An Exercise in Systemic Counting
I heard a story about an UnnamedCasino[tm] has been attempting to calculate the probability of winning in one of their proposed lotteries. They were so occopied with this problem that they hired UnnamedConsultancy[tm] to deal with the problem. Turns out that even these unnamed, albeit suit wearing, consultany folks have trouble with the maths, despite their suits, and resorted to simulation.
Simulation certainly isn’t a bad idea (if only as a checking mechanism) but after some a discussion over beers I came to the conclusion that you might also be able to calculate the probability by systematic counting.
The exercise is a bit theoretical in nature but I hope it serves as a fun example for practitioners (or suit wearing consultants) who don’t mind reading an example of harder counting problems.
The casino has a lottery like bingo. People get a sheet with 25 random numbers between 1-90 on it. Next, the lottery man will draw 25 balls at random. You win if the numbers on your sheet are pulled.
If nobody in the room has won then that’s fine, they will draw a new ball.
They will keep drawing balls until there actually is a winner.
The more balls are being pulled the larger the probability that multiple people win at the same time. The casino people (remember, these are the people in the casino that are risk averse) would like to know the odds of two or more people winning at the same time.
This problem can get way out of hand if you aren’t structuring it. Let us first worry about the order of the balls and the number of possible combinations, we’ll worry about the number of people later.
There are \(90! = 1 \times 2 \times ... \times 89 \times 90\) different combinations possible for the first 90 balls.
Suppose now that 25 balls have been pulled. It is possible that I have a fully marked sheet after the first 25 balls have been pulled. The first 25 balls can be in any order and the latter 65 balls cal also be in any order.
This image helps me come to this formula:
\[ \mathbf{Prob}(\text{hit after 25 balls}) = \frac{\mathbf{Count}(\text{hits})\mathbf{Count}(\text{misses})}{\mathbf{Count}(\text{total})} = \frac{25! \times 65!}{90!} \]
In this case the formula was pretty easy to derive. Let’s check if we can still do that when the number of balls increase.
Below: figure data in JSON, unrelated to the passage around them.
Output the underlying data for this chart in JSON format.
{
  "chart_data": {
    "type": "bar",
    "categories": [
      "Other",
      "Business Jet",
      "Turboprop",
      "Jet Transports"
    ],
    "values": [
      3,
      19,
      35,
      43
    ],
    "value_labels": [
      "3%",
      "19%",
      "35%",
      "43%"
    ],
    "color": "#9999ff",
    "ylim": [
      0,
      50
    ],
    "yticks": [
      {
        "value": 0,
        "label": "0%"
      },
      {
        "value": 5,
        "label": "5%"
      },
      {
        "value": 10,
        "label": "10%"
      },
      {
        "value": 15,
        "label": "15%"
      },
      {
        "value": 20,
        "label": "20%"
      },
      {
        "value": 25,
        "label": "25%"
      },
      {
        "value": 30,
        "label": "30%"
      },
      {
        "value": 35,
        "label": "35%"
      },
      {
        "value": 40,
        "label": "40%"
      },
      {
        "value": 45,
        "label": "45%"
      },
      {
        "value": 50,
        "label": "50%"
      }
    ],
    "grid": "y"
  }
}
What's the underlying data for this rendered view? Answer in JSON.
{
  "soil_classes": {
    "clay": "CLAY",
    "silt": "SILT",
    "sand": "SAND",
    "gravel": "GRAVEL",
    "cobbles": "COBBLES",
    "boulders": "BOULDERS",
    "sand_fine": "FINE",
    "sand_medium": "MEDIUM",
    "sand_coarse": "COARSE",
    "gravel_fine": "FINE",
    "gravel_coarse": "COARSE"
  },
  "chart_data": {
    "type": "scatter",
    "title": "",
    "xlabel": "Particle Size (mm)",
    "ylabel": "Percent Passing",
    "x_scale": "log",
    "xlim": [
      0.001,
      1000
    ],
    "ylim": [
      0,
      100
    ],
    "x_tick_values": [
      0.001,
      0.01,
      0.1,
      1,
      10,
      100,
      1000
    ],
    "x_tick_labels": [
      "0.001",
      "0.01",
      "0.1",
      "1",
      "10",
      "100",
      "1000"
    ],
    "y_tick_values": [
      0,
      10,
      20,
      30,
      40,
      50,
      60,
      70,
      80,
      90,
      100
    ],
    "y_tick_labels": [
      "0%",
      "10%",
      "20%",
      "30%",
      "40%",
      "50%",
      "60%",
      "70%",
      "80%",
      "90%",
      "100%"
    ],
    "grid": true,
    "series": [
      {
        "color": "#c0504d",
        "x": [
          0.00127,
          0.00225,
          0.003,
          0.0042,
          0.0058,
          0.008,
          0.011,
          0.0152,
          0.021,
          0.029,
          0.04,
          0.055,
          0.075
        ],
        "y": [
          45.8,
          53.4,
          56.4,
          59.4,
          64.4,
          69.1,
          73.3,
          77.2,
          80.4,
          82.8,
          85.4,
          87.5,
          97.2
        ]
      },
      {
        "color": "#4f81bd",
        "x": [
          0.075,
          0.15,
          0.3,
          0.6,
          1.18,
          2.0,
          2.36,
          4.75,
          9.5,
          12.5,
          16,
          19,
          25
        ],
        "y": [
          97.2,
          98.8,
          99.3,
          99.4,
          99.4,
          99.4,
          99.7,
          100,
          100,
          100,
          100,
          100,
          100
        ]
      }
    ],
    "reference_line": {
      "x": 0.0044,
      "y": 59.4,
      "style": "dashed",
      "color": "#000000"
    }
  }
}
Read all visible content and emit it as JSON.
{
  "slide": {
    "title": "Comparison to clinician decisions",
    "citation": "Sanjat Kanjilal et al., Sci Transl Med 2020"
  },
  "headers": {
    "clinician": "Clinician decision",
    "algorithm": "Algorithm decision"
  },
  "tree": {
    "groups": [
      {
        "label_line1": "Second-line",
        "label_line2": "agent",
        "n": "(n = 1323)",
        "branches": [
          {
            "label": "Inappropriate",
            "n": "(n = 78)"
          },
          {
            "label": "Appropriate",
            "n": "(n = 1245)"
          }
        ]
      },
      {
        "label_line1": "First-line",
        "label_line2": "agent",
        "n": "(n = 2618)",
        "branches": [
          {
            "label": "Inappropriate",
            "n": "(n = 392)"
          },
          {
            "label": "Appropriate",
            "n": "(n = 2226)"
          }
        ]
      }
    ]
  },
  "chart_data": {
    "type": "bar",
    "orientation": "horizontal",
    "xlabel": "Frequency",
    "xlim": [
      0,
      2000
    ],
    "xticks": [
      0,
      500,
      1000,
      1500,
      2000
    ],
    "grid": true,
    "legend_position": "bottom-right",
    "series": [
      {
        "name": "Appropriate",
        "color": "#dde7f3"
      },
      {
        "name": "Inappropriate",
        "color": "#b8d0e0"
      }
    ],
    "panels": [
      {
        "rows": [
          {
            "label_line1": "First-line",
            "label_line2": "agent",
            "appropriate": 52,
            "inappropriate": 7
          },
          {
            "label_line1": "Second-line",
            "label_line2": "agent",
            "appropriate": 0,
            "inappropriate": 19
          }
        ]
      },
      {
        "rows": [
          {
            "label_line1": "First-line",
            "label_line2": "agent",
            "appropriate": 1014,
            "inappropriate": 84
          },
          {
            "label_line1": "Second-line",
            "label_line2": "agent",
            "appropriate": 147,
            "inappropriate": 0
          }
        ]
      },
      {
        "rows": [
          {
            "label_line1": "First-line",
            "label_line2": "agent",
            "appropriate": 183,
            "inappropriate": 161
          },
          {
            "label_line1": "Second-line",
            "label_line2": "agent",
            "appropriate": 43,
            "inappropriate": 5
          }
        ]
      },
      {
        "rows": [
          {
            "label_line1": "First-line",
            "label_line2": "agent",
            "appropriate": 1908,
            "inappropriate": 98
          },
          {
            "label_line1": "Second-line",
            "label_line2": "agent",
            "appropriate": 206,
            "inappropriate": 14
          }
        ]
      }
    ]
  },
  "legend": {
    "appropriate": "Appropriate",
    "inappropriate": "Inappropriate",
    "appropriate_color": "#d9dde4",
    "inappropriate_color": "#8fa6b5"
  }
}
If I don’t have a hit then it is possible that the next hit will be. This is only possible if out of the previous 25 balls one was a miss. This means we have to draw the picture a bit differently.
Since the picture is different the formula also needs to be adapted.
\[ \mathbf{Prob}(\text{hit after 26 balls}) = \frac{\mathbf{Count}(\text{hit 24 out of 25, #26 is hit, other 64 any order})}{\mathbf{Count}(\text{grab 26 from 90})} \]
Before we worry about the details, let’s check if the same pattern emerges when we increase the number of balls.
The same argument as before can be made!
\[ \mathbf{Prob}(\text{hit after 27 balls}) = \frac{\mathbf{Count}(\text{hit 24 out of 26, #27 is hit, other 63 any order})}{\mathbf{Count}(\text{grab 27 from 90})} \]
With this drawing I feel like we might be able to turn this into something general.
Let’s look for something general.
\[ \mathbf{Prob}(\text{hit after } k \text{ balls}) = \frac{\mathbf{Count}(\text{hit 24 out of } (k-1), k \text{ is hit, other } (90 - k) \text{ any order})}{\mathbf{Count}(\text{grab } k \text{ from 90})} \]
Turns out that this formula can be translated into a variant of the hypergeometric distribution. But beware the slight twist! When we draw, say, 28 balls then I know that in the first 27 balls we did not get 25.
It’s allmost hypergeometric though. If I ignore the final ball \(k\) that causes the bingo then it is fully geometric. This suggests that if I just keep in mind that the probability of getting this ball is \(\frac{1}{90-k}\). These two facts can be glued together to get the probability density that we’re interested in.
\[ \mathbf{Prob}(\text{hit after } k \text{ balls}) = \frac{{25 \choose 24} {65 \choose k - 24}}{{90 \choose k}} \times \frac{1}{90 - k}\]
We can also write this up in python to confirm that we have a distribution that sums to one.
from scipy.special import comb
def prob(b=25):
return comb(25, 24) * comb(65, b-24) / comb(90, b)
sum([prob(i)/(90-i) for i in range(25, 90)]) # equals 1
Again, the trick here lies in understand that if I pull 50 balls that we must account for the fact that there were 24 hits in the 49 before. No more, no less. If I was not able to state this then our formula would be false.
It might just be me, but maybe if you want to solve these sorts of problems it helps to make drawings instead of formulas. It is easier for other people to follow along but it is also easier to understand/explore the problem that you’re facing.